What Bloomberg Economics Says...

“The Bank of Russia’s signaling in recent weeks has been inconclusive. The central bank’s forward guidance will be hawkish, with the board likely to state that policy will remain restrictive as long as it takes to push inflation down persistently. Our base case is for inflation to be around 5.7% by the end of 2024. A more front-loaded tightening may allow the bank to start cutting the key rate as soon as October and bring the rate back to around 15% by December — if credit growth comes down.”

Alex Isakov, Russia Economist

Governor Elvira Nabiullina has kept rates on hold for the last five months. But with government spending on the rise, however, her statements have turned more hawkish, as economic growth, local demand and price increases have consistently outpaced the central bank’s expectations.

At the same time, a persistent labor shortage has fueled a salary race, production has failed to keep pace with demand, and the government is facing its highest borrowing costs in nearly a decade.

“Inflationary pressures simply refuse to die down when demand remains overheated,” said Tatiana Orlova of Oxford Economics, who expects a hike to 17% on Friday. Additionally, unseasonably cold weather in May has caused some crops to perish, meaning “the risk of a new food price shock has risen,” she said.

Still, recent central bank comments indicate that rate-setters may be willing to wait.

Slowing inflation requires a cooldown in demand, which means maintaining tight monetary conditions for a long time, the central bank said in a May report. Additional tightening may be needed “if disinflation does not resume in the coming months,” it said.

There are hints of easing consumer activity. Retail sales growth declined to 8.3% in April after reaching 11.1% in March in annual terms. However, the labor shortage grew even more acute with the unemployment rate falling to a new historical low of 2.6%.

Economic growth accelerated in April to 4.4% from 4.2% in March, according to government estimates.

The central bank may opt to toughen its rhetoric, while letting the current policy stand, Stanislav Murashov at Raiffeisenbank in Moscow wrote in a note. “This will give the central bank additional time to monitor the process of monetary policy transmission,” he said.

After a slowdown in March, inflation in Russia surged during April and May. Price growth accelerated for four weeks in a row and exceeds 8% annually, more than double the central bank’s target of 4%.

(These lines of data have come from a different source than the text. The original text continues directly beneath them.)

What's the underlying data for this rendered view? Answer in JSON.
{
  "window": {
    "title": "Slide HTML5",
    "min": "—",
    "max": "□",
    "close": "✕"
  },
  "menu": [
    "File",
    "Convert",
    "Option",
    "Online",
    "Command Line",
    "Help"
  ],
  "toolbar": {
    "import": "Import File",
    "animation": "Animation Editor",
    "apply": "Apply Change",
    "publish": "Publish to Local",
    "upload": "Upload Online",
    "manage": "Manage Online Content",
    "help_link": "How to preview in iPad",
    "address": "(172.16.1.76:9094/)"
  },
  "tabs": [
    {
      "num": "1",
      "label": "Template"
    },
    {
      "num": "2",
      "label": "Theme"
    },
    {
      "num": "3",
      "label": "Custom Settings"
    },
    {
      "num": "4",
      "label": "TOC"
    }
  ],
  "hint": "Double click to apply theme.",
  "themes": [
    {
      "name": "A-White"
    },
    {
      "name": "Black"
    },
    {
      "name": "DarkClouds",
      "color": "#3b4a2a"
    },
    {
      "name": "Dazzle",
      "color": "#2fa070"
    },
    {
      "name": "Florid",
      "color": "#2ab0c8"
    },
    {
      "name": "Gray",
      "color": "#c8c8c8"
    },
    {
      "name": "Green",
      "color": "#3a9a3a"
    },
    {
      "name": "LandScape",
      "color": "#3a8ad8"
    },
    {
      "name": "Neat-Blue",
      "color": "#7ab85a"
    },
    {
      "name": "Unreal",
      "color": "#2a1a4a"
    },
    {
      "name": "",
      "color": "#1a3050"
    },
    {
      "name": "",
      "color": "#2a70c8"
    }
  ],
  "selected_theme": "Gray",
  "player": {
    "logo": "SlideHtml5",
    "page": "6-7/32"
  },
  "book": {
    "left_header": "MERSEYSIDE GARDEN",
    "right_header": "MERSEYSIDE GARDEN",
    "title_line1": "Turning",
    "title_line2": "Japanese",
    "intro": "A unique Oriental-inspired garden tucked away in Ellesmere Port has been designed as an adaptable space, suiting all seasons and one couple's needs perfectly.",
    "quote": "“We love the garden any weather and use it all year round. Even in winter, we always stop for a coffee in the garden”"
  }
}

The spike in price growth could intensify an uptick in inflation expectations — one of the key indicators watched by rate-setters. That gauge increased for the first time this year in May to 11.7%.

The central bank won’t have complete data on May inflation when policymakers convene this week, Finam’s Belenkaya said.

“To make a decision to hike, the Bank of Russia has to first come to the conclusion that the already achieved tightness will not be enough even if the rate is kept at the current level for a longer period,” she said in a note. “This conclusion is not yet obvious.”